Since its arrival in the 1980s, business development companies (BDC) have developed into a growing, but niche sector of investment. Emerging from the financial crisis a few years ago, BDCs began to shift to make decisions that would avoid such a situation arising once again. However, BDCs are still risk takers at its core. It’s what makes them BDCs to a certain degree. Unfortunately, that may mean that some will go too far with its risk assessment. That doesn’t have to be the case, though, for you and your BDC.

With wise risk management and leadership able to weather most situations, BDCs are generally well-equipped for making educated risks that generate gains for all parties. Whether they be internal, external or a composite risk, the best BDCs are prepared to do what is right after the proper preparation and assessment.

When it comes to risks, these are just some of what the sector faces:


External Risks

When it comes to risks arising outside the BDC, management has little to no control over what can be done. However, these risks can be anticipated to a certain degree–creating a safety net of sorts for the company and its portfolio.

The public sector is certainly a driving force in creating risky scenarios a BDC must evaluate. The vagaries of the market, as well as individual sentiments, can alter the course of a well-thought out plan of action relatively quickly. While possible to anticipate, no one can be certain when a loan extension is requested. On the flip side, companies sometime do so well they want to repay their loans early, which is sometimes the penalty for investing in good companies. Worse for the BDC, a company deciding to restructure can derail any plans that had previously been laid out.

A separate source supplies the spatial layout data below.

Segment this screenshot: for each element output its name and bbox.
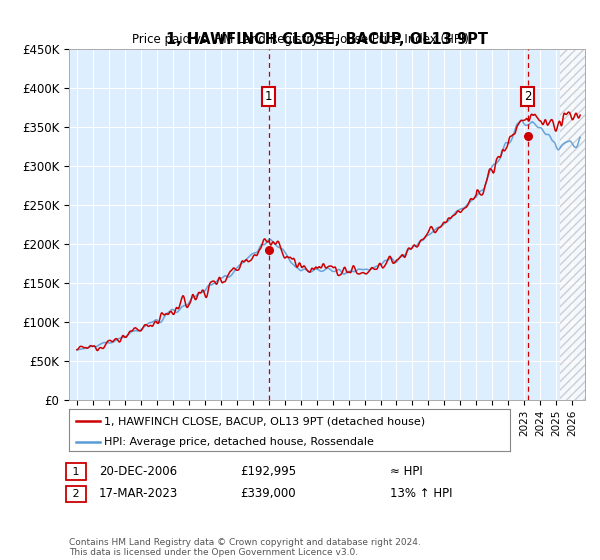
Text: ≈ HPI: ≈ HPI [390,465,423,478]
Text: HPI: Average price, detached house, Rossendale: HPI: Average price, detached house, Ross… [104,437,374,447]
Text: Price paid vs. HM Land Registry's House Price Index (HPI): Price paid vs. HM Land Registry's House … [131,33,469,46]
Text: £339,000: £339,000 [240,487,296,501]
Text: 1: 1 [69,466,83,477]
Text: 13% ↑ HPI: 13% ↑ HPI [390,487,452,501]
Text: Contains HM Land Registry data © Crown copyright and database right 2024.
This d: Contains HM Land Registry data © Crown c… [69,538,421,557]
Title: 1, HAWFINCH CLOSE, BACUP, OL13 9PT: 1, HAWFINCH CLOSE, BACUP, OL13 9PT [166,32,488,46]
Text: 2: 2 [69,489,83,499]
Text: 1, HAWFINCH CLOSE, BACUP, OL13 9PT (detached house): 1, HAWFINCH CLOSE, BACUP, OL13 9PT (deta… [104,417,425,426]
Text: 1: 1 [265,90,272,102]
Text: 2: 2 [524,90,532,102]
Text: £192,995: £192,995 [240,465,296,478]
Text: 17-MAR-2023: 17-MAR-2023 [99,487,178,501]
Text: 20-DEC-2006: 20-DEC-2006 [99,465,177,478]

By doing its “homework” of sorts, a BDC understands the type of company it is investing in. Thorough vetting allows the company to truly understand if the risk is too high to get involved with. Each BDC must have a plan in place to meet these concerns while remaining flexible to each individual entity. Additionally, just as investing in a BDC isn’t right for every investor, not all companies are right for a BDC. Even though BDCs often say “maybe” when banks say “no,” we often say no as well.

By properly overseeing the BDC as well as understanding its portfolio, the company puts itself in a position to succeed more often than not on those high-risk investments. In the end, these risks are largely about risk assessment and evaluation. After that, it falls largely on anticipating new circumstances and remaining open to new ideas.


Internal Risks

Obviously, internal risk management is much easier to anticipate and plan for than the external. With a fundamental understanding of the BDC and its portfolio, a proper leader knows what is needed to grow or keep your company thriving. This should be an obvious answer to most people reading this. However, actions by certain BDCs in the past may leave some wondering if these points are as obvious as they may seem.

For those that have veered off the path, there are several aspects to evaluate when seeing where improvements can be made. At its core, people risk and corporate culture are vital to success in every facet. If your BDC lacks in quality staffers, all bets are off when it comes to managing risks. In fact, those less than ideal staffers can cause the internal problems you have been avoiding all this time. Whether it be a fragmented workforce or a lack in core business components, those not operating under company ethos can cause significant risk and harm to the business. With a unified vision and corporate culture in place, this shouldn’t become an issue at your BDC.

Other key internal risks BDCs have to look out for include market assessment, as well as intelligence and portfolio management. These risks can include reading the market’s trends, identifying gaps in the market and maintaining a balanced portfolio. A lack in quality employees often results in these errors coming to light. With quality and unified employees in place, the BDC is set up for proactive success that is more than capable in assessing risks and potential problems that may arise.


Composite Risks

There are three main risks that come to mind when assessing composite risks. The first would be where your BDC stands with commercial relationships. These sorts of risks include understanding what makes an appropriate partner, communication from both parties and what is the level of viable candidates for partnership in a particular sector. Your BDC can only do so much to prepare for these factors, but all that due diligence will certainly leave it in prime position to make the most educated decisions it can–even if the circumstances are far from ideal.

Additionally, investor understanding is vital to managing composite risks. Knowing market trends, individual investment opportunities and an ability to differentiate between companies and sub-sectors are just the tip of the composite risk iceberg. Investor understanding requires having the brightest talent possible on your staff, as I mentioned in the internal risks section. With a capable staff in place, a BDC is once again poised to make the wisest decision for the company and its portfolio.

Lastly, the public’s perception of your company can drive risk like nothing else. Not only can public perception leave your BDC in shambles, it can just as easily promote it to one of the sector’s most revered businesses. That’s why everything from portfolio selection to pricing to investing in a potentially divisive industry could negatively impact your BDC. And of course, even after taking all the appropriate measures to avoid these pitfalls, a long list of circumstances could occur on your investment’s side of the business.


How to Manage the Risks

As I’ve stated above, having a unified team of intelligent business leaders should set you on the right path to avoiding most of these problems. Regardless of the risk type, proper preparation should be your BDC’s first step in combating these problems. Once that is in place, your company should be able to understand the risks to the best possible degree. And while nothing is a guaranteed success or failure, these measures will certainly put you in place to make the best possible decisions on even the riskiest subject.